Contudo, o registo de processos do ano de 2016 também averba 9 inquéritos por “extravio de material de guerra”, 8 por “furto/roubo de material de guerra”, e 2 por “detenção ou tráfico de armas proibidas”. Isto seria relevante se não tivesse ocorrido, em junho último, o roubo de armamento nos paióis militares de Tancos, entre os dias 25 e 28. Nesse lapso de tempo, os patrulhamentos habituais não foram feitos segundo as regras que estavam a ser seguidas ou não se efetuaram de todo.
A PJM, com a tomada de conhecimento do caso, avançou logo para uma “operação-relâmpago”. Em poucos dias ouviu largas dezenas de pessoas, maioritariamente militares, mas também civis que, antes do assalto, trabalhavam em reparações dos paióis de Tancos e das cercas de vedação – cortada para concretizar o roubo do arsenal. Há quem defenda ter sido esta batelada de inquirições que “apertou” assaltantes e mandantes, levando-os a devolver o armamento roubado.
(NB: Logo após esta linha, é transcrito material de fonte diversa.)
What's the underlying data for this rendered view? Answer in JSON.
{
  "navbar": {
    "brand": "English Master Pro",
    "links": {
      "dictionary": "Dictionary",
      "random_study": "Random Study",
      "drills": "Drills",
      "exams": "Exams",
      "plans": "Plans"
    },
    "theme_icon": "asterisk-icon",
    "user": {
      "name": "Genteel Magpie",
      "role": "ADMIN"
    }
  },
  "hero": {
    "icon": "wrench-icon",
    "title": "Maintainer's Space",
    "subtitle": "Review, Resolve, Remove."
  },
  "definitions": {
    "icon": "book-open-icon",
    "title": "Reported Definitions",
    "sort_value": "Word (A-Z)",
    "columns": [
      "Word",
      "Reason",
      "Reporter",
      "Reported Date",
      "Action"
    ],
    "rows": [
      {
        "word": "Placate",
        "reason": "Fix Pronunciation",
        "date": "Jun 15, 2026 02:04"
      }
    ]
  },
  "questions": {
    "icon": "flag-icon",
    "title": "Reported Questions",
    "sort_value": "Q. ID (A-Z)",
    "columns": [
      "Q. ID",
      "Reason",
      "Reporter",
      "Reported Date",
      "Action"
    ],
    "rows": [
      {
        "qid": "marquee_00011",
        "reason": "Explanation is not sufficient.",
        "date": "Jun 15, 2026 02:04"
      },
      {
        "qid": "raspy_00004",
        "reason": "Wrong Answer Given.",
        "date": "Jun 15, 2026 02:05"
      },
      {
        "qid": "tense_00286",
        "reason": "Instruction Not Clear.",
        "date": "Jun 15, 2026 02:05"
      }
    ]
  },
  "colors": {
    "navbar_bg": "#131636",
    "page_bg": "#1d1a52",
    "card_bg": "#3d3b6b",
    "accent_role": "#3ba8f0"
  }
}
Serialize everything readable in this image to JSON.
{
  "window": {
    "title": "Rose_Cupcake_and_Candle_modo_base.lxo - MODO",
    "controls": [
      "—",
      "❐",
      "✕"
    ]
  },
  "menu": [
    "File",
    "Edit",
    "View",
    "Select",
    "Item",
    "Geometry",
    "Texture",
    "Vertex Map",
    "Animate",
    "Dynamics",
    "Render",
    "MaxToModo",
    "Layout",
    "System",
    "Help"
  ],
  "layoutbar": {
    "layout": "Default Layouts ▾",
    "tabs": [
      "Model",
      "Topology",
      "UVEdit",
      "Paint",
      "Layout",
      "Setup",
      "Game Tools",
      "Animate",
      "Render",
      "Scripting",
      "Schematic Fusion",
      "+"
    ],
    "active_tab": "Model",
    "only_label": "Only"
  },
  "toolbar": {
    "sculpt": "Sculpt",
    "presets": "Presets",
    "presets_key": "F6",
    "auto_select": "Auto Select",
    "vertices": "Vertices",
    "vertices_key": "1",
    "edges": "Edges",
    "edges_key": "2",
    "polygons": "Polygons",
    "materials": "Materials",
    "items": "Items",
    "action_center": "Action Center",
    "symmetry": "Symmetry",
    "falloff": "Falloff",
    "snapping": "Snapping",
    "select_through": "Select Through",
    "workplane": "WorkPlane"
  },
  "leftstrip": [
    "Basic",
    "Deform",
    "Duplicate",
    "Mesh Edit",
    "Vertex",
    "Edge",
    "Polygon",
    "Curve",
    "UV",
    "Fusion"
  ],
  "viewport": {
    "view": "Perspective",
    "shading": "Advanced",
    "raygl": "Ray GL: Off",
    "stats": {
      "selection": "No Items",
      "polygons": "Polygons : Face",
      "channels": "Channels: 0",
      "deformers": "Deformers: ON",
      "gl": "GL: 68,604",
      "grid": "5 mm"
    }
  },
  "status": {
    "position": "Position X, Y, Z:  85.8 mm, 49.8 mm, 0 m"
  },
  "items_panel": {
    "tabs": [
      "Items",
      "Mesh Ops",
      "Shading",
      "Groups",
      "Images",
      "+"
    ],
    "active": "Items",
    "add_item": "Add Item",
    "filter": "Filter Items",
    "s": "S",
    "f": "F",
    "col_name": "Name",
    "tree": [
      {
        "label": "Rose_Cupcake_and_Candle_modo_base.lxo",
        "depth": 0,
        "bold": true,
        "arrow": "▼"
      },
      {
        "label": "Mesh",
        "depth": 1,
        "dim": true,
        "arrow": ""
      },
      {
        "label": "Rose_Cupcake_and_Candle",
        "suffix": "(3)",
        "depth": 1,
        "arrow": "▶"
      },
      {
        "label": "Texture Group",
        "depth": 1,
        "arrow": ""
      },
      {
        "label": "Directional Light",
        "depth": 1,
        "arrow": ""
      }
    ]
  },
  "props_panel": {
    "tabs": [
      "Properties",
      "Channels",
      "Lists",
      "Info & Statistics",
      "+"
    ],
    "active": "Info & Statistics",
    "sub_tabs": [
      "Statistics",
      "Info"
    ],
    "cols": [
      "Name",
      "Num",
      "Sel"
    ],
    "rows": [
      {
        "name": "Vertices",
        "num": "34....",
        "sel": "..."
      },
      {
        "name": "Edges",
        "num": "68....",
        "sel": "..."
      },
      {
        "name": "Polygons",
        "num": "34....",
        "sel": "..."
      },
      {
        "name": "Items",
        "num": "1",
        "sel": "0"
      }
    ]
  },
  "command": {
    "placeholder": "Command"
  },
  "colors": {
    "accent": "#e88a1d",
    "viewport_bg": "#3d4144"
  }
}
Não se sabe se assim foi. Porém, é certo que, às três horas da madrugada de 18 de outubro, um oficial da PJM, de piquete nessa semana, recebeu uma rápida chamada anónima, feita a partir de uma cabina telefónica pública, que descreveu o suficiente para localizar, na Chamusca, material de guerra abandonado. Era noite de tempestade, com chuva intensa e trovoada. À luz de lanternas, os investigadores descortinaram um amontoado de caixotes no sítio indicado pela voz anónima, uma valeta marginada de canavial. E perceberam a existência ali de caixas de granadas. Era necessária uma morosa operação de segurança, certificadora de que as caixas e os caixotes não estavam armadilhados, de modo a ser possível o transporte para o campo militar de Santa Margarida. Aí, após a abertura das embalagens, os números de série do armamento permitiram a obtenção da certeza de que se tratava do arsenal roubado de Tancos cerca de 4 meses antes. Todavia, no conjunto devolvido, faltavam as 1 500 munições de 9 mm, que continuam desaparecidas e que especialistas em segurança creem ter sido o objetivo do roubo. O restante material levado pelos assaltantes (264 unidades de explosivo plástico e mais de 200 granadas, algumas das quais antitanque) terá resultado do aproveitamento da oportunidade, mas, às tantas, terá começado “a queimar-lhes as mãos”. Por outro lado, crê-se haver ligação entre as munições de 9 mm roubadas em Tancos e o desaparecimento, detetado no início de 2017, de 57 pistolas Glock, que se encontravam num armazém da Direção Nacional da PSP, em Lisboa. A investigação daquele caso ficou entregue à PSP, que sobre nada disse.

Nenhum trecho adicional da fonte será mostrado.